Right now, we're seeing ads gleefully telling us that “Bravo is coming to Canada!” Many of us, will then say, “I thought Bravo was already in Canada.” I remember it starting up with a wave of new specialty channels in the nineties.

The explanation is that the original Canadian Bravo that started in the nineties was based on the American Bravo, but with mostly local programming. Each network evolved in its own way in the intervening decades, with the Canadian Bravo eventually rebranded into CTV Drama. This Bravo being advertised now is a new channel, based on the American Bravo as it now exists.

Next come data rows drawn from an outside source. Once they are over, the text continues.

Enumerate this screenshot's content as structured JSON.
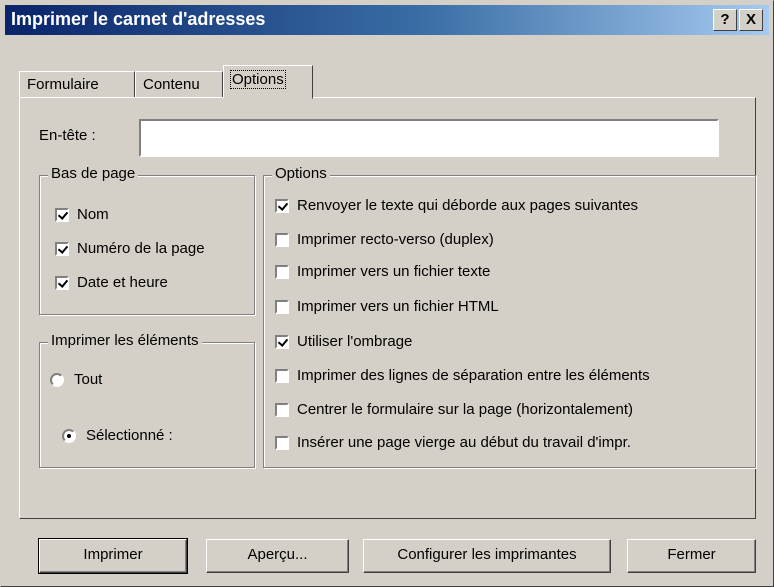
{
  "window": {
    "title": "Imprimer le carnet d'adresses"
  },
  "titlebar_buttons": {
    "help": "?",
    "close": "X"
  },
  "tabs": [
    {
      "label": "Formulaire",
      "active": false
    },
    {
      "label": "Contenu",
      "active": false
    },
    {
      "label": "Options",
      "active": true
    }
  ],
  "header_field": {
    "label": "En-tête :",
    "value": ""
  },
  "footer_group": {
    "legend": "Bas de page",
    "items": [
      {
        "label": "Nom",
        "checked": true
      },
      {
        "label": "Numéro de la page",
        "checked": true
      },
      {
        "label": "Date et heure",
        "checked": true
      }
    ]
  },
  "print_items_group": {
    "legend": "Imprimer les éléments",
    "options": [
      {
        "label": "Tout",
        "selected": false
      },
      {
        "label": "Sélectionné :",
        "selected": true
      }
    ]
  },
  "options_group": {
    "legend": "Options",
    "items": [
      {
        "label": "Renvoyer le texte qui déborde aux pages suivantes",
        "checked": true
      },
      {
        "label": "Imprimer recto-verso (duplex)",
        "checked": false
      },
      {
        "label": "Imprimer vers un fichier texte",
        "checked": false
      },
      {
        "label": "Imprimer vers un fichier HTML",
        "checked": false
      },
      {
        "label": "Utiliser l'ombrage",
        "checked": true
      },
      {
        "label": "Imprimer des lignes de séparation entre les éléments",
        "checked": false
      },
      {
        "label": "Centrer le formulaire sur la page (horizontalement)",
        "checked": false
      },
      {
        "label": "Insérer une page vierge au début du travail d'impr.",
        "checked": false
      }
    ]
  },
  "buttons": {
    "print": "Imprimer",
    "preview": "Aperçu...",
    "configure": "Configurer les imprimantes",
    "close": "Fermer"
  }
}
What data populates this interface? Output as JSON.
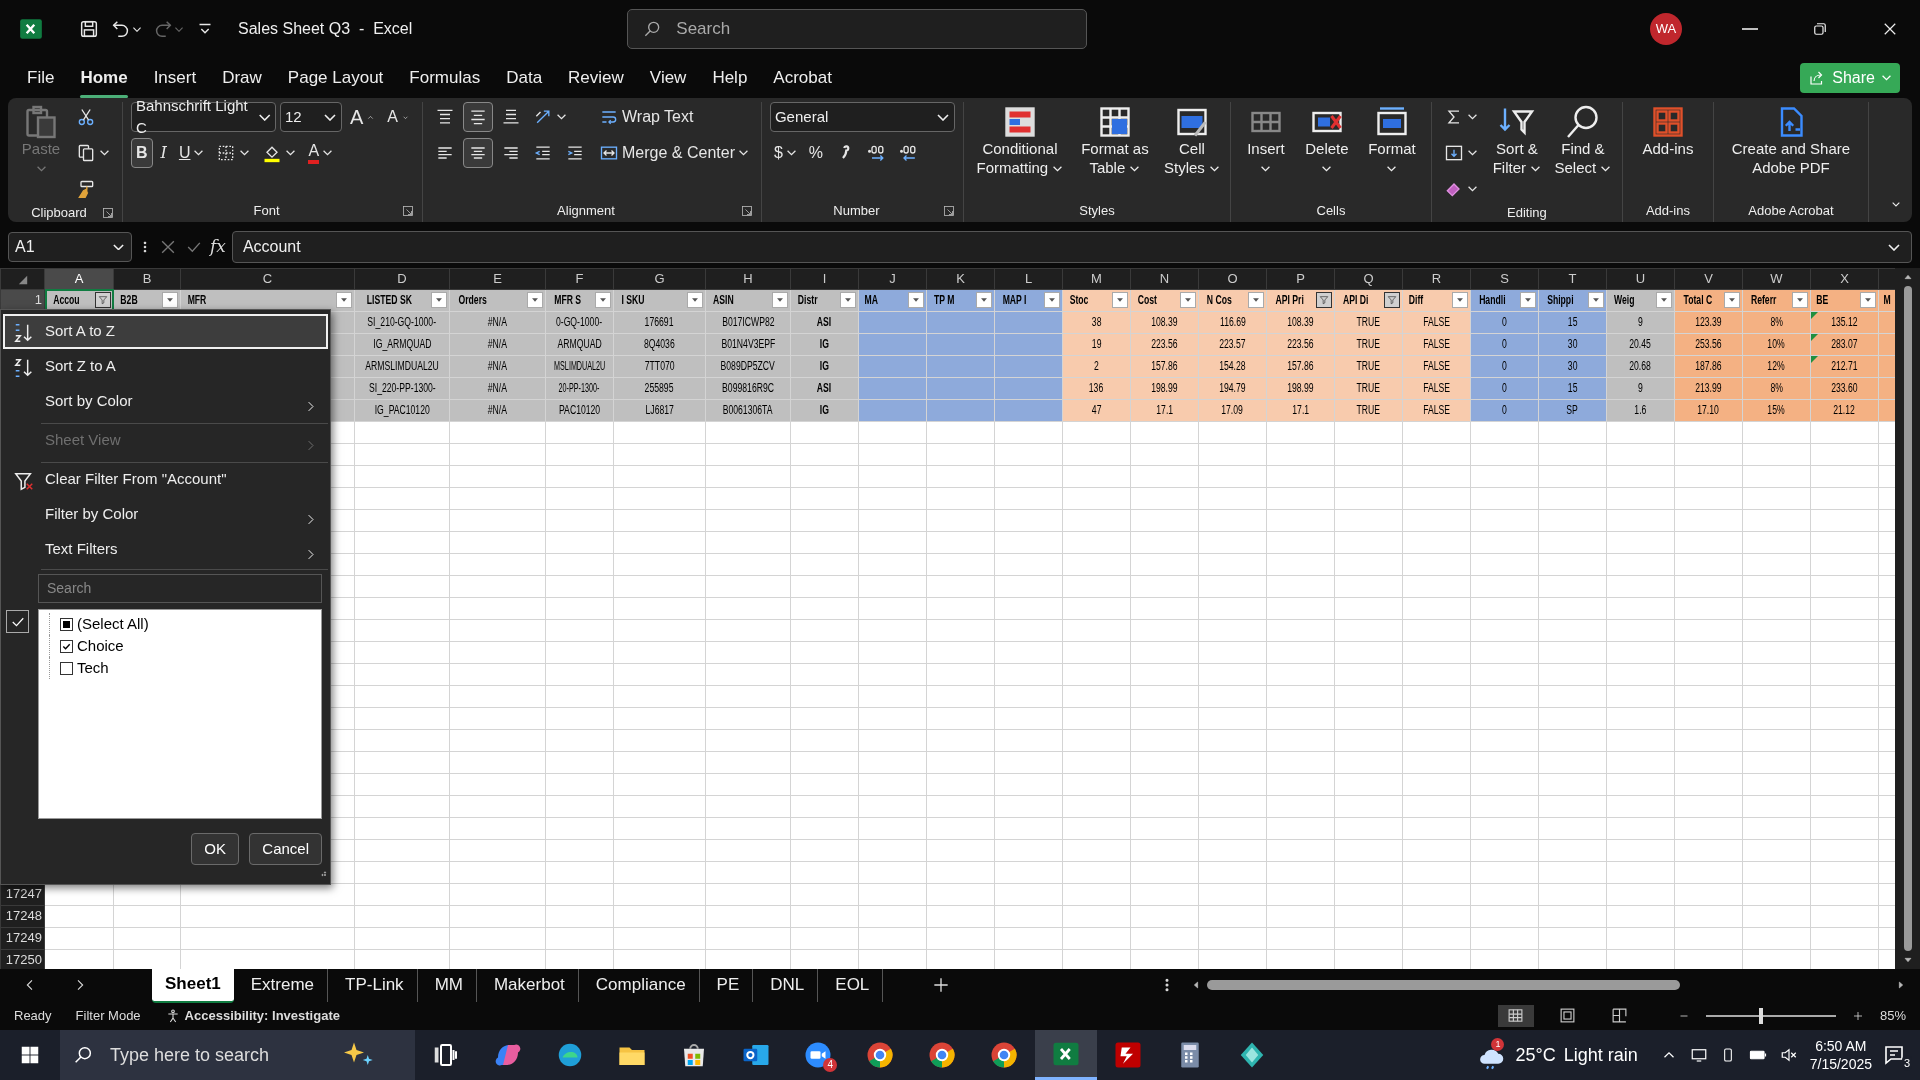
{
  "title_bar": {
    "title": "Sales Sheet Q3  -  Excel",
    "search_placeholder": "Search",
    "avatar": "WA",
    "quick_access": [
      {
        "kind": "save",
        "disabled": false
      },
      {
        "kind": "undo",
        "disabled": false
      },
      {
        "kind": "redo",
        "disabled": true
      },
      {
        "kind": "customize",
        "disabled": false
      }
    ]
  },
  "menu_tabs": [
    {
      "label": "File",
      "selected": false
    },
    {
      "label": "Home",
      "selected": true
    },
    {
      "label": "Insert",
      "selected": false
    },
    {
      "label": "Draw",
      "selected": false
    },
    {
      "label": "Page Layout",
      "selected": false
    },
    {
      "label": "Formulas",
      "selected": false
    },
    {
      "label": "Data",
      "selected": false
    },
    {
      "label": "Review",
      "selected": false
    },
    {
      "label": "View",
      "selected": false
    },
    {
      "label": "Help",
      "selected": false
    },
    {
      "label": "Acrobat",
      "selected": false
    }
  ],
  "share_button": "Share",
  "ribbon": {
    "groups": [
      {
        "label": "Clipboard",
        "launcher": true,
        "controls": [
          {
            "kind": "paste",
            "label": "Paste",
            "dropdown": true,
            "disabled": true
          },
          {
            "kind": "stack",
            "items": [
              {
                "kind": "cut"
              },
              {
                "kind": "copy",
                "dropdown": true
              },
              {
                "kind": "painter"
              }
            ]
          }
        ]
      },
      {
        "label": "Font",
        "launcher": true,
        "controls": [
          {
            "kind": "stack",
            "items": [
              {
                "kind": "row",
                "items": [
                  {
                    "kind": "font-name",
                    "value": "Bahnschrift Light C"
                  },
                  {
                    "kind": "font-size",
                    "value": "12"
                  },
                  {
                    "kind": "grow",
                    "label": "A"
                  },
                  {
                    "kind": "shrink",
                    "label": "A"
                  }
                ]
              },
              {
                "kind": "row",
                "items": [
                  {
                    "kind": "bold",
                    "label": "B",
                    "selected": true
                  },
                  {
                    "kind": "italic",
                    "label": "I",
                    "selected": false
                  },
                  {
                    "kind": "underline",
                    "label": "U",
                    "selected": false,
                    "dropdown": true
                  },
                  {
                    "kind": "borders",
                    "dropdown": true
                  },
                  {
                    "kind": "fill",
                    "dropdown": true
                  },
                  {
                    "kind": "font-color",
                    "label": "A",
                    "dropdown": true
                  }
                ]
              }
            ]
          }
        ]
      },
      {
        "label": "Alignment",
        "launcher": true,
        "controls": [
          {
            "kind": "stack",
            "items": [
              {
                "kind": "row",
                "items": [
                  {
                    "kind": "align-top",
                    "selected": false
                  },
                  {
                    "kind": "align-middle",
                    "selected": true
                  },
                  {
                    "kind": "align-bottom",
                    "selected": false
                  },
                  {
                    "kind": "orientation",
                    "dropdown": true
                  }
                ]
              },
              {
                "kind": "row",
                "items": [
                  {
                    "kind": "align-left",
                    "selected": false
                  },
                  {
                    "kind": "align-center",
                    "selected": true
                  },
                  {
                    "kind": "align-right",
                    "selected": false
                  },
                  {
                    "kind": "outdent"
                  },
                  {
                    "kind": "indent"
                  }
                ]
              }
            ]
          },
          {
            "kind": "stack",
            "items": [
              {
                "kind": "wrap",
                "label": "Wrap Text"
              },
              {
                "kind": "merge",
                "label": "Merge & Center",
                "dropdown": true
              }
            ]
          }
        ]
      },
      {
        "label": "Number",
        "launcher": true,
        "controls": [
          {
            "kind": "stack",
            "items": [
              {
                "kind": "number-format",
                "value": "General"
              },
              {
                "kind": "row",
                "items": [
                  {
                    "kind": "currency",
                    "label": "$",
                    "dropdown": true
                  },
                  {
                    "kind": "percent",
                    "label": "%"
                  },
                  {
                    "kind": "comma"
                  },
                  {
                    "kind": "inc-decimal"
                  },
                  {
                    "kind": "dec-decimal"
                  }
                ]
              }
            ]
          }
        ]
      },
      {
        "label": "Styles",
        "launcher": false,
        "controls": [
          {
            "kind": "conditional",
            "label": "Conditional Formatting",
            "dropdown": true
          },
          {
            "kind": "format-table",
            "label": "Format as Table",
            "dropdown": true
          },
          {
            "kind": "cell-styles",
            "label": "Cell Styles",
            "dropdown": true
          }
        ]
      },
      {
        "label": "Cells",
        "launcher": false,
        "controls": [
          {
            "kind": "insert",
            "label": "Insert",
            "dropdown": true
          },
          {
            "kind": "delete",
            "label": "Delete",
            "dropdown": true
          },
          {
            "kind": "format",
            "label": "Format",
            "dropdown": true
          }
        ]
      },
      {
        "label": "Editing",
        "launcher": false,
        "controls": [
          {
            "kind": "stack",
            "items": [
              {
                "kind": "sum",
                "dropdown": true
              },
              {
                "kind": "fill-down",
                "dropdown": true
              },
              {
                "kind": "clear",
                "dropdown": true
              }
            ]
          },
          {
            "kind": "sort-filter",
            "label": "Sort & Filter",
            "dropdown": true
          },
          {
            "kind": "find",
            "label": "Find & Select",
            "dropdown": true
          }
        ]
      },
      {
        "label": "Add-ins",
        "launcher": false,
        "controls": [
          {
            "kind": "addins",
            "label": "Add-ins",
            "dropdown": false
          }
        ]
      },
      {
        "label": "Adobe Acrobat",
        "launcher": false,
        "controls": [
          {
            "kind": "acrobat",
            "label": "Create and Share Adobe PDF",
            "dropdown": false
          }
        ]
      }
    ]
  },
  "formula_bar": {
    "name_box": "A1",
    "function_label": "fx",
    "formula": "Account"
  },
  "table": {
    "header_row": {
      "number": "1",
      "selected": true
    },
    "columns": [
      {
        "letter": "A",
        "header": "Accou",
        "filtered": true,
        "color": "#bfbfbf",
        "selected": true
      },
      {
        "letter": "B",
        "header": "B2B",
        "filtered": false,
        "color": "#bfbfbf",
        "selected": false
      },
      {
        "letter": "C",
        "header": "MFR",
        "filtered": false,
        "color": "#bfbfbf",
        "selected": false
      },
      {
        "letter": "D",
        "header": "LISTED SK",
        "filtered": false,
        "color": "#bfbfbf",
        "bold": false,
        "selected": false
      },
      {
        "letter": "E",
        "header": "Orders",
        "filtered": false,
        "color": "#bfbfbf",
        "bold": false,
        "selected": false
      },
      {
        "letter": "F",
        "header": "MFR S",
        "filtered": false,
        "color": "#bfbfbf",
        "bold": false,
        "selected": false
      },
      {
        "letter": "G",
        "header": "I SKU",
        "filtered": false,
        "color": "#bfbfbf",
        "bold": false,
        "selected": false
      },
      {
        "letter": "H",
        "header": "ASIN",
        "filtered": false,
        "color": "#bfbfbf",
        "bold": false,
        "selected": false
      },
      {
        "letter": "I",
        "header": "Distr",
        "filtered": false,
        "color": "#bfbfbf",
        "bold": true,
        "selected": false
      },
      {
        "letter": "J",
        "header": "MA",
        "filtered": false,
        "color": "#8eaadb",
        "selected": false
      },
      {
        "letter": "K",
        "header": "TP M",
        "filtered": false,
        "color": "#8eaadb",
        "selected": false
      },
      {
        "letter": "L",
        "header": "MAP I",
        "filtered": false,
        "color": "#8eaadb",
        "selected": false
      },
      {
        "letter": "M",
        "header": "Stoc",
        "filtered": false,
        "color": "#f8cbad",
        "bold": false,
        "selected": false
      },
      {
        "letter": "N",
        "header": "Cost",
        "filtered": false,
        "color": "#f8cbad",
        "bold": false,
        "selected": false
      },
      {
        "letter": "O",
        "header": "N Cos",
        "filtered": false,
        "color": "#f8cbad",
        "bold": false,
        "selected": false
      },
      {
        "letter": "P",
        "header": "API Pri",
        "filtered": true,
        "color": "#f8cbad",
        "bold": false,
        "selected": false
      },
      {
        "letter": "Q",
        "header": "API Di",
        "filtered": true,
        "color": "#f8cbad",
        "bold": false,
        "selected": false
      },
      {
        "letter": "R",
        "header": "Diff",
        "filtered": false,
        "color": "#f8cbad",
        "bold": false,
        "selected": false
      },
      {
        "letter": "S",
        "header": "Handli",
        "filtered": false,
        "color": "#8eaadb",
        "bold": false,
        "selected": false
      },
      {
        "letter": "T",
        "header": "Shippi",
        "filtered": false,
        "color": "#8eaadb",
        "bold": false,
        "selected": false
      },
      {
        "letter": "U",
        "header": "Weig",
        "filtered": false,
        "color": "#bfbfbf",
        "bold": false,
        "selected": false
      },
      {
        "letter": "V",
        "header": "Total C",
        "filtered": false,
        "color": "#f4b183",
        "bold": false,
        "selected": false
      },
      {
        "letter": "W",
        "header": "Referr",
        "filtered": false,
        "color": "#f4b183",
        "bold": false,
        "selected": false
      },
      {
        "letter": "X",
        "header": "BE",
        "filtered": false,
        "color": "#f4b183",
        "bold": false,
        "selected": false
      },
      {
        "header": "M",
        "color": "#f4b183",
        "selected": false
      }
    ],
    "rows": [
      {
        "left_cells": [
          "SI_210-GQ-1000-",
          "#N/A",
          "0-GQ-1000-",
          "176691",
          "B017ICWP82",
          "ASI"
        ],
        "right_cells": [
          "38",
          "108.39",
          "116.69",
          "108.39",
          "TRUE",
          "FALSE",
          "0",
          "15",
          "9",
          "123.39",
          "8%",
          "135.12"
        ],
        "flag": true
      },
      {
        "left_cells": [
          "IG_ARMQUAD",
          "#N/A",
          "ARMQUAD",
          "8Q4036",
          "B01N4V3EPF",
          "IG"
        ],
        "right_cells": [
          "19",
          "223.56",
          "223.57",
          "223.56",
          "TRUE",
          "FALSE",
          "0",
          "30",
          "20.45",
          "253.56",
          "10%",
          "283.07"
        ],
        "flag": true
      },
      {
        "left_cells": [
          "ARMSLIMDUAL2U",
          "#N/A",
          "MSLIMDUAL2U",
          "7TT070",
          "B089DP5ZCV",
          "IG"
        ],
        "right_cells": [
          "2",
          "157.86",
          "154.28",
          "157.86",
          "TRUE",
          "FALSE",
          "0",
          "30",
          "20.68",
          "187.86",
          "12%",
          "212.71"
        ],
        "flag": true
      },
      {
        "left_cells": [
          "SI_220-PP-1300-",
          "#N/A",
          "20-PP-1300-",
          "255895",
          "B099816R9C",
          "ASI"
        ],
        "right_cells": [
          "136",
          "198.99",
          "194.79",
          "198.99",
          "TRUE",
          "FALSE",
          "0",
          "15",
          "9",
          "213.99",
          "8%",
          "233.60"
        ],
        "flag": false
      },
      {
        "left_cells": [
          "IG_PAC10120",
          "#N/A",
          "PAC10120",
          "LJ6817",
          "B0061306TA",
          "IG"
        ],
        "right_cells": [
          "47",
          "17.1",
          "17.09",
          "17.1",
          "TRUE",
          "FALSE",
          "0",
          "SP",
          "1.6",
          "17.10",
          "15%",
          "21.12"
        ],
        "flag": false
      }
    ],
    "trailing_rows": [
      {
        "number": "17247"
      },
      {
        "number": "17248"
      },
      {
        "number": "17249"
      },
      {
        "number": "17250"
      }
    ]
  },
  "filter_menu": {
    "items": [
      {
        "label": "Sort A to Z",
        "kind": "sort-asc",
        "selected": true,
        "disabled": false,
        "submenu": false,
        "separator_before": false
      },
      {
        "label": "Sort Z to A",
        "kind": "sort-desc",
        "selected": false,
        "disabled": false,
        "submenu": false,
        "separator_before": false
      },
      {
        "label": "Sort by Color",
        "kind": "plain",
        "selected": false,
        "disabled": false,
        "submenu": true,
        "separator_before": false
      },
      {
        "label": "Sheet View",
        "kind": "plain",
        "selected": false,
        "disabled": true,
        "submenu": true,
        "separator_before": true
      },
      {
        "label": "Clear Filter From \"Account\"",
        "kind": "clear-filter",
        "selected": false,
        "disabled": false,
        "submenu": false,
        "separator_before": true
      },
      {
        "label": "Filter by Color",
        "kind": "plain",
        "selected": false,
        "disabled": false,
        "submenu": true,
        "separator_before": false
      },
      {
        "label": "Text Filters",
        "kind": "plain",
        "selected": false,
        "disabled": false,
        "submenu": true,
        "separator_before": false
      }
    ],
    "toggle_box": {
      "checked": true
    },
    "search_placeholder": "Search",
    "values": [
      {
        "label": "(Select All)",
        "checked": false,
        "indeterminate": true
      },
      {
        "label": "Choice",
        "checked": true
      },
      {
        "label": "Tech",
        "checked": false
      }
    ],
    "buttons": [
      "OK",
      "Cancel"
    ]
  },
  "sheet_tabs": [
    {
      "label": "Sheet1",
      "selected": true
    },
    {
      "label": "Extreme",
      "selected": false
    },
    {
      "label": "TP-Link",
      "selected": false
    },
    {
      "label": "MM",
      "selected": false
    },
    {
      "label": "Makerbot",
      "selected": false
    },
    {
      "label": "Compliance",
      "selected": false
    },
    {
      "label": "PE",
      "selected": false
    },
    {
      "label": "DNL",
      "selected": false
    },
    {
      "label": "EOL",
      "selected": false
    }
  ],
  "status_bar": {
    "texts": [
      "Ready",
      "Filter Mode"
    ],
    "accessibility": "Accessibility: Investigate",
    "views": [
      {
        "kind": "normal",
        "selected": true
      },
      {
        "kind": "page-layout",
        "selected": false
      },
      {
        "kind": "page-break",
        "selected": false
      }
    ],
    "zoom": {
      "level": 0.42,
      "text": "85%"
    }
  },
  "taskbar": {
    "search_placeholder": "Type here to search",
    "apps": [
      {
        "kind": "task-view",
        "active": false
      },
      {
        "kind": "copilot",
        "active": false
      },
      {
        "kind": "edge",
        "active": false
      },
      {
        "kind": "explorer",
        "active": false
      },
      {
        "kind": "store",
        "active": false
      },
      {
        "kind": "outlook",
        "active": false
      },
      {
        "kind": "zoom",
        "active": false,
        "badge": "4"
      },
      {
        "kind": "chrome",
        "active": false
      },
      {
        "kind": "chrome",
        "active": false
      },
      {
        "kind": "chrome",
        "active": false
      },
      {
        "kind": "excel",
        "active": true
      },
      {
        "kind": "filezilla",
        "active": false
      },
      {
        "kind": "calculator",
        "active": false
      },
      {
        "kind": "diamond",
        "active": false
      }
    ],
    "weather": {
      "badge": "1",
      "temperature": "25°C",
      "condition": "Light rain"
    },
    "time": "6:50 AM",
    "date": "7/15/2025",
    "notifications": "3"
  }
}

So this is also a good opportunity to observe how cable channels change over time. When the previous Bravo started, it had highbrow content (okay, upper-mid-brow) and targetted as sophisticated audience as TV dares to court. It got a bit watered-down in turning to dramatic series, but in an age of Prestige TV, that didn’t mean much of a shift. That was still my mental picture of Bravo, so imagine my surprise when they attempt to relaunch with ads that are just montages of the trashiest of trashy reality shows. But that’s what Bravo is known for today. So now it all makes sense. In as much as a cable channel starting with the most sophisticated programming and ending up with the most dumbed-down crap available makes any sense.

And that concept turns out to have a name, at least according to Wikipedia. It’s called channel drift. And their article on the concept makes for depressing reading. It’s just one story after another of channels that moved to something less intelligent in search of a big audience. I mean, with so many cable channels, you’d think that there would be a few cases where they moved to programming that was a little smarter. I’m not asking for much, just a channel that switched from live police chases to Law and Order reruns. But no, all of their examples were dumbing down. The closest thing to an intellectual win were some of the failed drifts, like the mass revolt that followed the American Weather Channel’s attempt at showing movies. I suppose you could argue that HBO and AMC became more sophisticated over the years, going from mainstream movies to award-winning TV series, but they seem to have eaten up whatever intellectual demand television has, and there’s nothing left for anyone else.

So it’s time for us in Canada to pay tribute to Moses Znaimer, long-time leader of Toronto’s CityTV, and its stable of cable channels, such as the original Bravo Canada. Yes, their output could be annoying for their look-how-hip-we-are attitude, but at least they had an idea what they wanted to be and delivered that, instead of sacrificing everything to the lowest common denominator. It’s too bad that City was one of the losers in Canada’s media amalgamation Armageddon. Now we’re stuck with no-personality CTV dominating the media landscape instead, and Znaimer is trying to build a new media empire around seniors. But he was a bit unlucky in choosing the name ZoomerMedia, so now he’s struggling to convince people that “Zoomer” is a cool Boomer, not an alternate name for Gen-Z.